381088 - Atom readers cannot access buglist feeds if 'requirelogin' is turned on

Status: NEW

(Bugzilla :: Query/Bug List, defect)

Description

[John Ata]

User-Agent:       Mozilla/4.0 (compatible; MSIE 6.0; Windows NT 5.1; SV1; .NET CLR 1.1.4322; .NET CLR 2.0.50727; InfoPath.1; .NET CLR 3.0.04506.30)
Build Identifier: Version 3.0

I was running with version 3.0 release candidate 1 with no problem.  When I updated to version 3.0, my RSS reader failed to read the atom feed.  I tried 4 other readers and had similar problems with parsing the XML.  This seems like a bugzilla problem.

Reproducible: Always

Steps to Reproduce:
1.Start up RSS reader client
2.Try to download headers
3.Receive error
Actual Results:  
Received XML parse error

Expected Results:  
Should download the headers

Comment 1

[Frédéric Buclin]

Which readers are you using? I have no problem with the 'Sage' extension of Firefox.

Comment 2

[John Ata]

Some readers I've tried:

1. RSSReader (stand alone, http://www.rssreader.com/)
3. blogbot (Outlook plugin, http://www.blogbot.com/)
4. RSSPopper (Outlook plugin, http://rsspopper.blogspot.com/2004/10/home.html)

Hope this helps...

Comment 3

[John Ata]

Additional information:

I am running bugzilla with authentication being required.  Even though the readers have the required information of userid/password as being the same I type into bugzilla, they are failing.  However, if the requirement for authentication is removed, then I can use the readers with no problem so this is probably some sort of authentication issue.

Comment 4

[Frédéric Buclin]

I thought we have such a bug somewhere already, but I cannot find it.

Comment 5

[Frédéric Buclin]

If you append &Bugzilla_login=foo@bar.com&Bugzilla_password=my_passwd to the end of the URL of the feed, you should be able to see the feeds correctly. At least this works from within Thunderbird. Does it fix the problem for you as well using the feed readers you mentioned in comment 2?

Comment 6

[Perze Ababa]

Frédéric, re: comment #5, that solution is a valid but very unsecure workaround. I'm interested to know if bugzilla uses a certain type of encryption so instead of showing your password in cleartext, I can just use a hash to encrypt my password and bugzilla would still understand it.

Comment 7

[Frédéric Buclin]

(In reply to Perze Ababa from comment #6)
> workaround. I'm interested to know if bugzilla uses a certain type of
> encryption so instead of showing your password in cleartext, I can just use
> a hash to encrypt my password and bugzilla would still understand it.
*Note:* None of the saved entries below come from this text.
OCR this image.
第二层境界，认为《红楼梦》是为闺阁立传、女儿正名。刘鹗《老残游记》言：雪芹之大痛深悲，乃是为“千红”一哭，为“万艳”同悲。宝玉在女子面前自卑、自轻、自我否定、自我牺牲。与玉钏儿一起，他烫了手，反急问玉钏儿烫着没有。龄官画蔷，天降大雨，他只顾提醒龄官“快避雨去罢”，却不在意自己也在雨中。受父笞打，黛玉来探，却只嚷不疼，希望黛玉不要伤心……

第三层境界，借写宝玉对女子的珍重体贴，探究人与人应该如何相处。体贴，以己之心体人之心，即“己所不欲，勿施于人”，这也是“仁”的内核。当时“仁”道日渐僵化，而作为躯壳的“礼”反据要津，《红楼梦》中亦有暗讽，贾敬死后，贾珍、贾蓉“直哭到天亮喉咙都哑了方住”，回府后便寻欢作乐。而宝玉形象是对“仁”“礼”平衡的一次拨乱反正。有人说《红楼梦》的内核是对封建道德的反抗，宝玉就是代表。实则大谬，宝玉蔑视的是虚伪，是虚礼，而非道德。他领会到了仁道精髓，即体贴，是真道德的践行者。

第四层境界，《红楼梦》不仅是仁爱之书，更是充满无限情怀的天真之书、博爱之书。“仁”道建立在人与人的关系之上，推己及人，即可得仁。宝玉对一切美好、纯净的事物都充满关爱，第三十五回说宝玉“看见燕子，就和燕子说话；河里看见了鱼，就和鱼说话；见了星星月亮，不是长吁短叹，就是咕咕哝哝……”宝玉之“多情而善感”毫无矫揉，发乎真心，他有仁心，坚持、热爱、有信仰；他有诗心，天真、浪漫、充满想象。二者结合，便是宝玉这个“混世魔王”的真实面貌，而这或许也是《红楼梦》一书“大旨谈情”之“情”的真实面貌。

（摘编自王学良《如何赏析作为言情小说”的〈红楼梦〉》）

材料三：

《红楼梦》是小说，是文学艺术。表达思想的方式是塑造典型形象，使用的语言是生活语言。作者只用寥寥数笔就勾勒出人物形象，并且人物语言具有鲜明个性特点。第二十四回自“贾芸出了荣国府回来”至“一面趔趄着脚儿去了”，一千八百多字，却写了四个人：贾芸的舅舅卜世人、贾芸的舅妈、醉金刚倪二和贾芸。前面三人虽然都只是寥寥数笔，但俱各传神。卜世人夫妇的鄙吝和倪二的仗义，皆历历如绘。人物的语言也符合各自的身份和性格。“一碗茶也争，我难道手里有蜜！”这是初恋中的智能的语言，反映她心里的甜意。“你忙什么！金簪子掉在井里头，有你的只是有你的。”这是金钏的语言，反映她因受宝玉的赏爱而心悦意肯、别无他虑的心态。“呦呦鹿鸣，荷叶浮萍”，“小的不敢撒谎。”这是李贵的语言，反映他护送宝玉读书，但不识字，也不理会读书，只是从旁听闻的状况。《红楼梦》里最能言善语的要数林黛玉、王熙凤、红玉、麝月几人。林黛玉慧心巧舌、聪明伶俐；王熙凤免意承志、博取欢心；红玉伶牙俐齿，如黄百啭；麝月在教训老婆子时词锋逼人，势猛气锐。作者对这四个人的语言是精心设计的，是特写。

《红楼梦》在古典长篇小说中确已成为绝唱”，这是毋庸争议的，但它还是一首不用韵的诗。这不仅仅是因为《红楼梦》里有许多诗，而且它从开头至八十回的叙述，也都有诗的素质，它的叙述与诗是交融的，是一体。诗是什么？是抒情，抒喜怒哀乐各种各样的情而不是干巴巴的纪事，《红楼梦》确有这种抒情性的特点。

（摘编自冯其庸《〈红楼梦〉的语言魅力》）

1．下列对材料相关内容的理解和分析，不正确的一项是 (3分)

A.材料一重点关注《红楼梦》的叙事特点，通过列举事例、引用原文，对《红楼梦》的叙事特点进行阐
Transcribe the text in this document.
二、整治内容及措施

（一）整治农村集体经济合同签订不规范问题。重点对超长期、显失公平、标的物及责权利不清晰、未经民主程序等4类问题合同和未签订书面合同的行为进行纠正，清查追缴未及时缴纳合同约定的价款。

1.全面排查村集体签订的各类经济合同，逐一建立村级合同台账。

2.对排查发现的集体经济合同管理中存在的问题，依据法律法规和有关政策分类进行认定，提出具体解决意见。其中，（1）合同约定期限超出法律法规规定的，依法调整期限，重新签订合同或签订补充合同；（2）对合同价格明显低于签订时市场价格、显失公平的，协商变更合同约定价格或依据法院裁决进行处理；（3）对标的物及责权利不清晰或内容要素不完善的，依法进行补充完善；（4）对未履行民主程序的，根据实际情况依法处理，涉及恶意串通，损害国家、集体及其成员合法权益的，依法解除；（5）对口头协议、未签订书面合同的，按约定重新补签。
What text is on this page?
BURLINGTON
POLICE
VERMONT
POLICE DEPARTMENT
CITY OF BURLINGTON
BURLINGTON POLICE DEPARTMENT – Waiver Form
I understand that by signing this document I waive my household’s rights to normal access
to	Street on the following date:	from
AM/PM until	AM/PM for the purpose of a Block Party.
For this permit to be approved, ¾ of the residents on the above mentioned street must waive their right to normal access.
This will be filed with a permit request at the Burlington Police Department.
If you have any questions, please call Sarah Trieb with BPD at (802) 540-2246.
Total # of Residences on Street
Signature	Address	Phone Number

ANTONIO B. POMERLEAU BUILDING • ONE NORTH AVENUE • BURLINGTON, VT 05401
This isn't more secure than plain text, because someone else could reuse this hash if he can access the URL. So no, Bugzilla doesn't support this.

Comment 9

[posita]

The workaround does appear to work with wget, etc., but it still fails with Google calendar. I'm not sure why. Here's how to replicate:

1. log into bugzilla
2. perform a named/saved search
3. copy the "iCalendar" URL at the bottom of the page (i.e., <http://[dom]/issues/buglist.cgi?[...]&ctype=ics>)
4. append the workaround parameters to that URL (i.e., <http://[dom]/issues/buglist.cgi?[...]&ctype=ics>&Bugzilla_login=[user]&Bugzilla_password=[password])
5. log into Google calendar (i.e., <https://www.google.com/calendar/>)
6. go to "Other calendars" -> "Add by URL"
7. paste the URL created in step #4 into the "URL:" field and click the "Add Calendar" button

You'll get a Javascript pop-up that says:

"Failed to add imported calendar at http://[dom]/issues/buglist.cgi?[...]&ctype=ics&Bugzilla_login=[user]&Bugzilla_password=[password] for [Google login]"

But, if you use the same URL from step #4 in wget, it seems to work. I *suspect* that Google may be smart enough to look for certain parameter name patterns and not want to send them in cleartext (e.g., via HTTP). I will try to verify....

Comment 10

[posita]

FYI, I'm still getting the same error with an HTTPS URL from Google calendar.